Dutch art detective Arthur Brand poses with the missing mosaic of
Saint Mark, a rare piece of stolen Byzantine art from Cyprus, in a hotel room
in The Hague. Photo by Jan Hennop/AFP/Getty Images.
Arthur Brand, a
Dutch detective known to some as “the Indiana Jones of the art world,” has
recovered a Byzantine mosaic missing since the 1970s and returned it to Cypriot
officials.
After chasing the
more than 1,600-year-old artifact across Europe for nearly two years, Brand
tracked it to an apartment in Monaco and returned it to the Cypriot embassy in
The Hague on Friday. “It was one of the greatest moments of my life,” he said.
The mosaic of Saint
Mark, valued at between €5 million and €10 million ($5.7–11.4 million)

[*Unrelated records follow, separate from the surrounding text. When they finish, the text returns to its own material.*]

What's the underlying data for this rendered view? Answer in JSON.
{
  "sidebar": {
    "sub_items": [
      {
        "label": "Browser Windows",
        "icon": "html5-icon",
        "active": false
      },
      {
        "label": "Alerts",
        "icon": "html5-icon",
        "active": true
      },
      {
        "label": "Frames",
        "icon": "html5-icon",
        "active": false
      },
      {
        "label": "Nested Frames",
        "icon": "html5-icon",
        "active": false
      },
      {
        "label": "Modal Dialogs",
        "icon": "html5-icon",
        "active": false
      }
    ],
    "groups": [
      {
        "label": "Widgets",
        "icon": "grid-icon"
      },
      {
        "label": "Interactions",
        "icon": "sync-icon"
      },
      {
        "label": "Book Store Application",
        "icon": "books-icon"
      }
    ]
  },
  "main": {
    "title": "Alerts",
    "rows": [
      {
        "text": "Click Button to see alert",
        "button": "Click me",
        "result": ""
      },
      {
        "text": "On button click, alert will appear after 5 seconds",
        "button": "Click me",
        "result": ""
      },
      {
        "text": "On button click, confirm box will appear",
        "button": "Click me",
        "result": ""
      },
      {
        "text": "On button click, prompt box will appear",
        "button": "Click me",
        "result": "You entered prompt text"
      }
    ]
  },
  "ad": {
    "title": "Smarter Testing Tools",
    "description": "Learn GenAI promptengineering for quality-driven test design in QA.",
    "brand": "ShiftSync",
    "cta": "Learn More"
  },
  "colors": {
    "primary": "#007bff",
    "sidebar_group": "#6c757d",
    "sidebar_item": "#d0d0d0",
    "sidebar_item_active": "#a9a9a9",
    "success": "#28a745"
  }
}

according to The Telegraph, had been traced to a British family that bought the
piece in good-faith. “They were horrified when they found out that it was in
fact a priceless art treasure, looted from the Kanakaria church after the
Turkish invasion,” Brand said. Panayia Kanakaria church is located in the
Turkish part of Cyprus near the northeast end of the island.
In 2015, he tracked
down two enormous bronze statues. Referred to as “Hitler’s Horses,” they were
made by Nazi sculptor Josef Thorak. The following year, Brand assisted in the
recovery of five stolen artworks from a criminal ring in Ukraine.